There are others saying similar things—people who are “the forerunners of the system,” those with “deep ties” to the establishment, who have carved out their own islands of interest within the regime and now base their “personal branding” on being “governance theorists.”
Policy Bloggers
A new job has emerged in the Islamic Republic that might be called that of the “policy blogger.”
These bloggers are a collection of former mid- and high-level managers who now present themselves as “wise old owls,” each warning the system in some particular field.
Yet whether they are nestled at the heart of government or standing outside it, they all describe roughly the same picture: the state of the Islamic Republic is incapable of solving its “system of problems.” It can do little about the water, electricity, and gas crises; it cannot lift sanctions; it cannot restore its own security, provide security for the people, or revive even a minimal sense of stability.
In this archipelago of disorder, how much can Pezeshkian’s resigning or not resigning be a “major factor”? As a rule, the resignation of a president, even in a small country, is “big news,” but not every big news item necessarily translates into “big change.”
One of those who has spoken of Pezeshkian’s resignation is Abdolreza Davari. Once a mid-level player in Mahmoud Ahmadinejad’s media apparatus, he is now a political blogger among the Islamic Republic’s many political bloggers. And this is another appendage in the archipelago of disorder: political bloggers, corruption-exposure bloggers, security bloggers, geopolitics bloggers.
They are a mix of public figures, former political or media activists, middle managers in various parts of the state, and ordinary people. Thanks to social media, each acts as a content factory for news dissemination, rumour production, and, in some cases, blackmail.
Each of their social-media accounts serves one of the islands in this archipelago of disorder. They produce content to order, influence appointments and dismissals, expose one person’s corruption while justifying another’s.
Their business is booming. Many have abandoned their previous jobs and now devote themselves fully to managing these accounts. Some have offices and staff for content production. They hold meetings with government and security officials. They set lines and receive lines. They bring down a well-known opponent of their client and elevate an obscure ally.

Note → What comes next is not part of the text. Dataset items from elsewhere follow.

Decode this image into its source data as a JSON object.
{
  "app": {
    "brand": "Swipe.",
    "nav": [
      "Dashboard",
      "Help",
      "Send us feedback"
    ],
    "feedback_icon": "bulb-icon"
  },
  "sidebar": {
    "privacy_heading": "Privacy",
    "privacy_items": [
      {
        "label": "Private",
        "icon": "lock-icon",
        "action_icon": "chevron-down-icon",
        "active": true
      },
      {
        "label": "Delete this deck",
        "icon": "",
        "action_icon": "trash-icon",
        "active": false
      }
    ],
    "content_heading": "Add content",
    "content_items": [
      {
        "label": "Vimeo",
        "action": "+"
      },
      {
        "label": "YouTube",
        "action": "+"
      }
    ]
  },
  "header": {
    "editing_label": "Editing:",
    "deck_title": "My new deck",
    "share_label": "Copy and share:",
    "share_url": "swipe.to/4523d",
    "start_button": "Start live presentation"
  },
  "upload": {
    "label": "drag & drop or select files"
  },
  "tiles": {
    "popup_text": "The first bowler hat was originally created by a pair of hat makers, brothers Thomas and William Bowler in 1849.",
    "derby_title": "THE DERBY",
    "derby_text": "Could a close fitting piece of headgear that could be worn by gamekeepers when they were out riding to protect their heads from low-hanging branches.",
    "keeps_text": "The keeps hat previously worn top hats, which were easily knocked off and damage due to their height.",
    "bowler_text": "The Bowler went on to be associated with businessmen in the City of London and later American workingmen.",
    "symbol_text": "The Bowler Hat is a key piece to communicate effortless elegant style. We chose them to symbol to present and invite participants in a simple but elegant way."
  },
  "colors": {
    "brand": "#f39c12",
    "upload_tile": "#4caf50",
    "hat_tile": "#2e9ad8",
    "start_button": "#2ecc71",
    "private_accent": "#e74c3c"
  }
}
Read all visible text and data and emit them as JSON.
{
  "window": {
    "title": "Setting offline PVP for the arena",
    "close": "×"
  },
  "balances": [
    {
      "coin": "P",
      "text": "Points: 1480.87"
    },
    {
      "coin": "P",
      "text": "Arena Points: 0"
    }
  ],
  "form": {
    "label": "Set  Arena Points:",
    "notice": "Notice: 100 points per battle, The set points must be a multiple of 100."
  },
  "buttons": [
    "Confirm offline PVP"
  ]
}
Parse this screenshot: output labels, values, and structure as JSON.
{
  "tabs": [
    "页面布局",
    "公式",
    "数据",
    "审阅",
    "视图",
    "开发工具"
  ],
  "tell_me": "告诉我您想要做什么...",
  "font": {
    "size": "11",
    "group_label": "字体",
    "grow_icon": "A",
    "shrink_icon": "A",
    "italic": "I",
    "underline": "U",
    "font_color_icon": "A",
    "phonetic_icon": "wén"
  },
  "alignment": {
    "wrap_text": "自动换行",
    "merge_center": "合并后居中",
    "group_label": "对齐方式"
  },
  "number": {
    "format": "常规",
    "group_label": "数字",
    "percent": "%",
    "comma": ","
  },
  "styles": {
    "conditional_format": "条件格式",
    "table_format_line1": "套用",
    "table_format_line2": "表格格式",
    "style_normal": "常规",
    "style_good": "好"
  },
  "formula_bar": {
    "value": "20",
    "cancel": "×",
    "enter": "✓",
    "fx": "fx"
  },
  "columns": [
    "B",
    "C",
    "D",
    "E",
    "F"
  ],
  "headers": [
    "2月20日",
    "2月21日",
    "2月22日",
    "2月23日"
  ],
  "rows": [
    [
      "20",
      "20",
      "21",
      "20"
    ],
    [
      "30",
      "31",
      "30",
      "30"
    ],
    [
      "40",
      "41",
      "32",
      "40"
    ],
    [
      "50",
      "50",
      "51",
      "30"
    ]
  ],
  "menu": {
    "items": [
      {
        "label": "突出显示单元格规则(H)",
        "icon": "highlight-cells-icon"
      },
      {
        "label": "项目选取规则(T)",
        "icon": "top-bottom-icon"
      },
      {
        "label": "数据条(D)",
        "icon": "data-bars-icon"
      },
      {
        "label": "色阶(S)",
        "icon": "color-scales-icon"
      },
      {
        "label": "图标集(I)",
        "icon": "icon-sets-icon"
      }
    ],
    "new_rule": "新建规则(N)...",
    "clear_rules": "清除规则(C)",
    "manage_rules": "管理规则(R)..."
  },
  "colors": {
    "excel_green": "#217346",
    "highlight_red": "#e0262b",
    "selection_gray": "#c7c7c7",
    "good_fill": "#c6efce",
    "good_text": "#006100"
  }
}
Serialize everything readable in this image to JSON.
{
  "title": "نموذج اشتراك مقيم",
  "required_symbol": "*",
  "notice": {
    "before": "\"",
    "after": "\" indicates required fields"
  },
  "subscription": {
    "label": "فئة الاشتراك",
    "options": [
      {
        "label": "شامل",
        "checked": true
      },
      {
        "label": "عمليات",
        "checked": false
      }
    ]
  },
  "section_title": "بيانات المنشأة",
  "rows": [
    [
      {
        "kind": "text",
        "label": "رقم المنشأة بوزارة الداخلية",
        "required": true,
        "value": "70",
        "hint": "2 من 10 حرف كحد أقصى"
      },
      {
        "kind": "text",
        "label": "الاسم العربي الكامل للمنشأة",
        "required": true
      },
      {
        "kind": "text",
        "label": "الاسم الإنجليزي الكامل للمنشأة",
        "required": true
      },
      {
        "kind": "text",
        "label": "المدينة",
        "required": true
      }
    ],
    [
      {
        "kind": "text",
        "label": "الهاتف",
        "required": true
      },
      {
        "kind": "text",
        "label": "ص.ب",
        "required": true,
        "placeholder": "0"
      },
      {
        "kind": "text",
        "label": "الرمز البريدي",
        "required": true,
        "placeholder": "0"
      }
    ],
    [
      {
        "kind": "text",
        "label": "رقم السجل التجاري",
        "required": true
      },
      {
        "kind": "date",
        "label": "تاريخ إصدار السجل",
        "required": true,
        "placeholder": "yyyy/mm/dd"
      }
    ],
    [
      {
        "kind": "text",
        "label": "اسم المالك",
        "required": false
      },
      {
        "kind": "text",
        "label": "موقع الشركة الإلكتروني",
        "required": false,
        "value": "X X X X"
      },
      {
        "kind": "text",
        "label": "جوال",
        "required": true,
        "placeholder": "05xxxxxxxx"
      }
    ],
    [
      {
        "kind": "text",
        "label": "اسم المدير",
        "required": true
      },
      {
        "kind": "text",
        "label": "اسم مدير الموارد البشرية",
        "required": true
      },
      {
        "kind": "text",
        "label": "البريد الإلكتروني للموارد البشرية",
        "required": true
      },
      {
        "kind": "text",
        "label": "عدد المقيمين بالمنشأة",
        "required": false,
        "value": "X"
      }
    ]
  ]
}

This, too, is a new piece in the intensifying disorder of this archipelago of rival and, in many cases, mutually hostile power centres. The Islamic Republic, as a system of governance, has long been intelligible only through this fragmented structure. In such a configuration, the role and place of the president, and his relation to the real components of power, are so disjointed that one could again quote the owners of these islands of power as saying: “Let us appoint someone president without trouble and get on with our own work.”
In such an arrangement, what significance does the rumour of Pezeshkian’s resignation have? It seems that the game played by the “bloggers of the Islamic Republic” with the issue of his resignation is, more than anything else, a tool for those islands of power to reshuffle personnel, pressure the administration, and extract a larger share from the structure.